Though strongman books urge the public to recognize the features of authoritarian rule, “Western opinion-formers,” as Rachman dubs his own class of writers, have often failed at this task, mistaking autocrats for friends and tyrants for reformers. Not just Putin but also several other villains of this book once received rather favorable coverage in the Western media, including from the author himself. “Looking back at this catalogue of naive predictions and dashed hopes, it is interesting to ask why Western commentators kept getting it wrong,” Rachman writes in the introduction, surveying a decade’s worth of his industry embracing early iterations of leaders like Modi, Xi, Erdoğan, and MBS. In his chapter on Ethiopia’s Abiy Ahmed, Rachman notes that “the Age of the Strongman has involved a recurrent pattern. A charismatic new leader emerges somewhere in the world. He is portrayed in the Western media as a liberal reformer. Western politicians and institutions weigh in with encouraging comments and offers of assistance. Then, as time passes, awkward facts emerge.... Disillusionment sets in.”
Since Rachman has written about, and in many cases met, the leaders in this book, he could have examined his own analytical errors more closely, alongside those of his peers. The potential of that far more interesting book, focusing on media discourse about this century’s autocrats rather than the men themselves, haunts this one. When Rachman does reference his past work, his reflections are slight. Recalling a 2014 column in which he called Modi “thrilling,” he simply notes, “Today, having witnessed Modi’s cavalier attitude to civil rights, I would choose a different word.” As for a 2011 column titled “DON’T BE BLIND TO ERDOĞAN’S FLAWS,” about the Turkish leader’s crackdown on dissent, he notes in parentheses that the headline was “admittedly timid.” He doesn’t go further into the judgment errors of Western journalists at the time; there’s no genuine postmortem, for instance, of the way they underrated the violent extensions of religious nationalism (as with Modi) or let themselves be blinded by a leader’s superficial embrace of technology (as with MBS).

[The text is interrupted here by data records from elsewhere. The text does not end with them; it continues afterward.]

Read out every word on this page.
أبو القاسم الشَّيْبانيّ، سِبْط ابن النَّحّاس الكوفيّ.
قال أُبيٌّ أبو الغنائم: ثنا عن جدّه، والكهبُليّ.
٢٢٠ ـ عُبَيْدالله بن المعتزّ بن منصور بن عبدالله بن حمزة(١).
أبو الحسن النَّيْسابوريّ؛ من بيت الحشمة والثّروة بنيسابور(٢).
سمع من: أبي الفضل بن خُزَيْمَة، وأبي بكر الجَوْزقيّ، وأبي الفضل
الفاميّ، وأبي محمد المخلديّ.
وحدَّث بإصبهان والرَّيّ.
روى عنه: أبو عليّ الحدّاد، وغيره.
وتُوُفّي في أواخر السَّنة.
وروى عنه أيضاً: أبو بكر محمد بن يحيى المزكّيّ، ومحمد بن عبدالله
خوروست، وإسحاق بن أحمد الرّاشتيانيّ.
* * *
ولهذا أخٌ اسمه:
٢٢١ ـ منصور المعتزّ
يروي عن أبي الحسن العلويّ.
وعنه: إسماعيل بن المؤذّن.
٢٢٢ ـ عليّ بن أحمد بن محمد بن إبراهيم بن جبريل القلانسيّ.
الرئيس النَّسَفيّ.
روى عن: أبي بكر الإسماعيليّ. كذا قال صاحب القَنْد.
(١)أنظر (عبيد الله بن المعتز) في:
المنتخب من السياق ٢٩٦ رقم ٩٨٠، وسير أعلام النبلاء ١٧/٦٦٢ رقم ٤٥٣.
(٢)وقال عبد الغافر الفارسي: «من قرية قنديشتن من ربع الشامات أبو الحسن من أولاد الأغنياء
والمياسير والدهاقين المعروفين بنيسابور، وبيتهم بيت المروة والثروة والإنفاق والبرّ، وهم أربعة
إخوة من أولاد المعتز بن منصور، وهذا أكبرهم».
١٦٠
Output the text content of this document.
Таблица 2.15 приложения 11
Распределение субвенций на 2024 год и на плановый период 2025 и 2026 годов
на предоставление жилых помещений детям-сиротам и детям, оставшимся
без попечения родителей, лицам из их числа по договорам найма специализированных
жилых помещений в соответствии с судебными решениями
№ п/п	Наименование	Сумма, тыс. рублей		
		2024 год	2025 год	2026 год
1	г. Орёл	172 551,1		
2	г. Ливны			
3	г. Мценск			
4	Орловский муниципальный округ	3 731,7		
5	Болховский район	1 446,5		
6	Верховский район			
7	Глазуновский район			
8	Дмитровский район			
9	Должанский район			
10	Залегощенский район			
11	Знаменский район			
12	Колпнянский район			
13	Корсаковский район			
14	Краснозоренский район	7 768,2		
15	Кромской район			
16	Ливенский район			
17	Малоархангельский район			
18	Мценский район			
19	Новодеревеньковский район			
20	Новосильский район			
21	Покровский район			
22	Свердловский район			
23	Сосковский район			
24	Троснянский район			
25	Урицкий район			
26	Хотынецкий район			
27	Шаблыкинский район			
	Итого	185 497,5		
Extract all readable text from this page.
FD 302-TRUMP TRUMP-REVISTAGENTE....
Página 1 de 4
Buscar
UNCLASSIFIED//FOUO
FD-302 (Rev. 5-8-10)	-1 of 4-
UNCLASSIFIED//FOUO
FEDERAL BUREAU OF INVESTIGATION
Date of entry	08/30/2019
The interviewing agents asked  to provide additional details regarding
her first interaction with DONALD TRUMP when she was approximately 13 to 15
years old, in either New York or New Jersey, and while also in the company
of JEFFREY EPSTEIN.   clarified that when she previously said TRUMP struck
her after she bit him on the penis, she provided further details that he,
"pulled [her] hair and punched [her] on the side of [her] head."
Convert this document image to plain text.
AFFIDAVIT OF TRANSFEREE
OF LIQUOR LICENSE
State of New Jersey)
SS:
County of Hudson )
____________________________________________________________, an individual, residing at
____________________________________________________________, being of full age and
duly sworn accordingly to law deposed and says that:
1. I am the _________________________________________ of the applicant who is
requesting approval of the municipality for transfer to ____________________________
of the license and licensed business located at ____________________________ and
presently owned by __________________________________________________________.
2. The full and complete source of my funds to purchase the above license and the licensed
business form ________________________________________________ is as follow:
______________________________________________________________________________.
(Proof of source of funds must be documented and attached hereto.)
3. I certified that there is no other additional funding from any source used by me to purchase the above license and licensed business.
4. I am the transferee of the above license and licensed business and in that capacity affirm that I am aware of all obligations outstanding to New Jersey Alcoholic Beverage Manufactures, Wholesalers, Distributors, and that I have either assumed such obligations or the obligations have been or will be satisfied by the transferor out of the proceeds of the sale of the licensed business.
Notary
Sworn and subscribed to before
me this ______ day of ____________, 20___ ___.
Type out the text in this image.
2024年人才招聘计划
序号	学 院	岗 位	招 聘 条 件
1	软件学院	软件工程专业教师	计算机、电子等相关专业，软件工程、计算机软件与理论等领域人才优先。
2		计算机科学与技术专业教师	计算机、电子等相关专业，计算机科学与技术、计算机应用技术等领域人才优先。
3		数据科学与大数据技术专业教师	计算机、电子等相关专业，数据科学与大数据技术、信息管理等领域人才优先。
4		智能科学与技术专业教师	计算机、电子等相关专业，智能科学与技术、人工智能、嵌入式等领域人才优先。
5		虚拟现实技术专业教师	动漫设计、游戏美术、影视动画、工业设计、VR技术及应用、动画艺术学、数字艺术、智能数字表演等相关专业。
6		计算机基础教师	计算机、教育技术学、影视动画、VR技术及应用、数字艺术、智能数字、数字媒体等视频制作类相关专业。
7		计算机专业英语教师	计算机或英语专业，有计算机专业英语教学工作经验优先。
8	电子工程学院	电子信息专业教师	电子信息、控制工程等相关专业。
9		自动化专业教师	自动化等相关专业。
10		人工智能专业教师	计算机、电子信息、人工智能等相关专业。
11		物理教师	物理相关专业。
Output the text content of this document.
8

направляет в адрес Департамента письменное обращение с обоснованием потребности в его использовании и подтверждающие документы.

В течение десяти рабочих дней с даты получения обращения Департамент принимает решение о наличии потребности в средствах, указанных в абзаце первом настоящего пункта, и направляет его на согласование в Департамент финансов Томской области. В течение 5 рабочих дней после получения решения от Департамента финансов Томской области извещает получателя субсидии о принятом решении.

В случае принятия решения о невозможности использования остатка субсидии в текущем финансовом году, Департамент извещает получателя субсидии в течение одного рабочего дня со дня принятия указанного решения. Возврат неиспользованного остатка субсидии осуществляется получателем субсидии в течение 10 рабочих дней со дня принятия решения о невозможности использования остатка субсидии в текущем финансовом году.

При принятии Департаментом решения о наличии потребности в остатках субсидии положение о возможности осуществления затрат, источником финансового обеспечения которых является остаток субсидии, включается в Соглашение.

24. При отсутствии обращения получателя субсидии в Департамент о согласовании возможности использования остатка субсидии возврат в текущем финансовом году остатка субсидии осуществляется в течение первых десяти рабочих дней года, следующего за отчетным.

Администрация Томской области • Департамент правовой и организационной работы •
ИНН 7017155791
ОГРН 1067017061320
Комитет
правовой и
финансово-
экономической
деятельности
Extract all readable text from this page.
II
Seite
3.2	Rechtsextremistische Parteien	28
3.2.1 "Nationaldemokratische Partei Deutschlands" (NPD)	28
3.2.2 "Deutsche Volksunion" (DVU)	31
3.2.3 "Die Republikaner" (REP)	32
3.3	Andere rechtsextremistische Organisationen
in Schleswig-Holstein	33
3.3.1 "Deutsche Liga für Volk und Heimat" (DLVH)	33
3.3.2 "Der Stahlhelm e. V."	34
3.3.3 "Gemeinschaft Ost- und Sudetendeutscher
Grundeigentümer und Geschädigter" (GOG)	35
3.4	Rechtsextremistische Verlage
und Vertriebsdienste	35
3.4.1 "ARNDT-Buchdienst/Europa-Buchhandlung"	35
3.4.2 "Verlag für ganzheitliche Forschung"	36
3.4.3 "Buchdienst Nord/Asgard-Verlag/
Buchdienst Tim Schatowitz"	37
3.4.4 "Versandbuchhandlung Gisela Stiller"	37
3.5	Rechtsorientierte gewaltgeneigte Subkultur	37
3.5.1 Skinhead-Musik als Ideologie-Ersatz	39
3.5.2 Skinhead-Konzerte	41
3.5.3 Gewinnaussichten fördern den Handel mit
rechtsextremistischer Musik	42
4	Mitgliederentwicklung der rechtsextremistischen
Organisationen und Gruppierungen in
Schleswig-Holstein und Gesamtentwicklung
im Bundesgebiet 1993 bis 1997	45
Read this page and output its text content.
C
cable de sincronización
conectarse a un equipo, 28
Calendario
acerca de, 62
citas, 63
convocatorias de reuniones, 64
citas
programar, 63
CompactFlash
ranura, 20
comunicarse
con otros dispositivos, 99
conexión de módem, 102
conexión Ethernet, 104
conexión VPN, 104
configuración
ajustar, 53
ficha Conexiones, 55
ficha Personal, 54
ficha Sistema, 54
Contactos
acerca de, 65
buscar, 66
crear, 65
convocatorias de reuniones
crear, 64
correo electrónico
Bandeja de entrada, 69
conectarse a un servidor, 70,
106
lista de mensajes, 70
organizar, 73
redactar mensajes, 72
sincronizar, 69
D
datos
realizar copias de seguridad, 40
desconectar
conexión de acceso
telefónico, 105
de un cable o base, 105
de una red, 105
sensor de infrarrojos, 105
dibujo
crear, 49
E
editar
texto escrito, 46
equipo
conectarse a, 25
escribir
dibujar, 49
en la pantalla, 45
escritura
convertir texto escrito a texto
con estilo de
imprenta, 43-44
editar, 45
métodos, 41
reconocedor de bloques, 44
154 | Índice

Even if we did somehow, through induction, get better at spotting autocrats based on the case studies here, it’s unclear what we’re supposed to do once we accurately label some leader a strongman. Rachman does not offer any clear direction for reinvigorating democracy. As the historian David Bell has written, if Trump did not succeed in doing more damage to American democracy, it was not because he failed to properly implement the authoritarian “playbook”: “It was also because of deeply rooted democratic structures and habits. And it was also because of powerful social forces that achieve their ends very well within the parameters of our current political system.” In its focus on the selection of good or bad leaders, Rachman’s book overlooks that democracy is grounded in the people and in political structures that provide possibilities for participation.
Absent real guiding questions or answers, this book ends in a hopeless place. The solutions presented in The Age of the Strongman can be summed up as: Wait. Wait for elderly leaders to finally step down or lose (as Netanyahu did, after 12 years), or for an economy to collapse (as Russia’s might, under the weight of sanctions and a turn away from its fossil fuels), or until the United States somehow saves the day. What else, indeed, can the subjects of increasingly fragile liberal democracy do against such enormous tides?